Everyone always associates the phrase ‘wine pairings’ with selecting food that complements a bottle of wine. Maybe it’s because I went to school to study jazz drums or the fact that our office has a DJ booth, but I feel that something as subjective as wine should go hand in hand with music. I’m obviously not the first person to think this way: Maynard James Keenan of the rock band Tool has his own Caduceus Cellars; Dave Mathews has his own winery in Virginia; Primus bassist, Les Claypool heads Claypool Cellars in the Russian River Valley; and even Boz Scaggs, lead singer of the Steve Miller Band, is the proprietor of Scaggs Vineyard. There’s a clear connection between these two mediums, and I need to figure out what it is before drinking at the Shins concert tonight.
When it comes to music and wine pairings, there are a few obvious choices. For instance, there’s Jay-Z and Cristal – later Armand de Brignac after the whole Cristal/hip hop debacle – or David Bowie’s Ziggy Stardust with the horrifying Chardonnay that bottles its wine with little flakes of gold leaf inside. These are the wine and music equivalents to classic pairings such as Champagne and caviar, Cabernet and a cow, or Muscadet and oysters; they just work. The Shins, however, are a little harder to pair.
James Mercer’s jangly, sustaining guitar chords make me think of something flashy, long, but also pretty and airy. This makes me think of Gamay, Beaujolais’ champion grape, which can be ultra fruity up front, but also long-lived, lithe and beautiful.
But then there’s the rhythm section, which is always plugging along, always in a state of forward motion. This makes me think of the acidity in Riesling and its electricity; the feeling that the wine is so intent on getting somewhere that if you didn’t keep your mouth shut, it would jump right off your palate.
And then there are the atmospheric synths. If I wanted to echo this, I’d probably go straight to absinthe, but I think I want to foil this with something more grounded – like countering spice with sweetness in food. I want a wine that has structure to spare, so that the music can be as off the wall as it wants to be.

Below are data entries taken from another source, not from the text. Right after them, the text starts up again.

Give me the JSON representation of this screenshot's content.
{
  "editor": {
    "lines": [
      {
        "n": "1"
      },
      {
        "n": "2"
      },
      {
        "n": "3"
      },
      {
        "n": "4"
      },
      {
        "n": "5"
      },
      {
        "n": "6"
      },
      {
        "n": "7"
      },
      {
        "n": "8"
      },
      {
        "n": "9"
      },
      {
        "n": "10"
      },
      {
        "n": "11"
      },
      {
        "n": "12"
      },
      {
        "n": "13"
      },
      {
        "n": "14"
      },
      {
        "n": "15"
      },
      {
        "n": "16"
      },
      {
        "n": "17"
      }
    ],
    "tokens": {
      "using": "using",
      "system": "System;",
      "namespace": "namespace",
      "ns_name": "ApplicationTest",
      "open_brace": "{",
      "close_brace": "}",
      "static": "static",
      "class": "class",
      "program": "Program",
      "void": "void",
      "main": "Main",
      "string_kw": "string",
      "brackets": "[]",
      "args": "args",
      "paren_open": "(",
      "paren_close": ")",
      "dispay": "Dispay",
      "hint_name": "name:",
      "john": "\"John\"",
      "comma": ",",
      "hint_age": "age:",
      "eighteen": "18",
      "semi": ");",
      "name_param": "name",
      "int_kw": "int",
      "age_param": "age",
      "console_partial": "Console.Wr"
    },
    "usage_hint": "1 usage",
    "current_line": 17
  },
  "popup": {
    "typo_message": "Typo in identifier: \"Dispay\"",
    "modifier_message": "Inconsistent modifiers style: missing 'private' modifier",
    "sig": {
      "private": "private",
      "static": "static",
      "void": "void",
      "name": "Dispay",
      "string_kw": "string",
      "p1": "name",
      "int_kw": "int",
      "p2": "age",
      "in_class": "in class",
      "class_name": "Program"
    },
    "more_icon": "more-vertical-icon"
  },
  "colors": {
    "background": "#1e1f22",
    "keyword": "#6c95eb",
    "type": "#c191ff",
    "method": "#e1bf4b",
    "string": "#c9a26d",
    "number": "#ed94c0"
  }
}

So what wine will combine the structure needed to tame all these hippie musician types, pretty aromatics and longevity as is found in Gamay, and the searing, electric acidity of Riesling? It’s settled; I’m drinking Nebbiolo before the Shins. Nebbiolo, despite its deep tannic structure is actually a very heady, beautifully scented and fruited wine – more akin to Pinot Noir than a high octane Cab. Between its rosy aromatics, flashy cherry fruit, searing acidity and structure to sustain eons, this is the perfect wine to pair with all facets of The Shins. That said, I think the venue only carries Bud Light.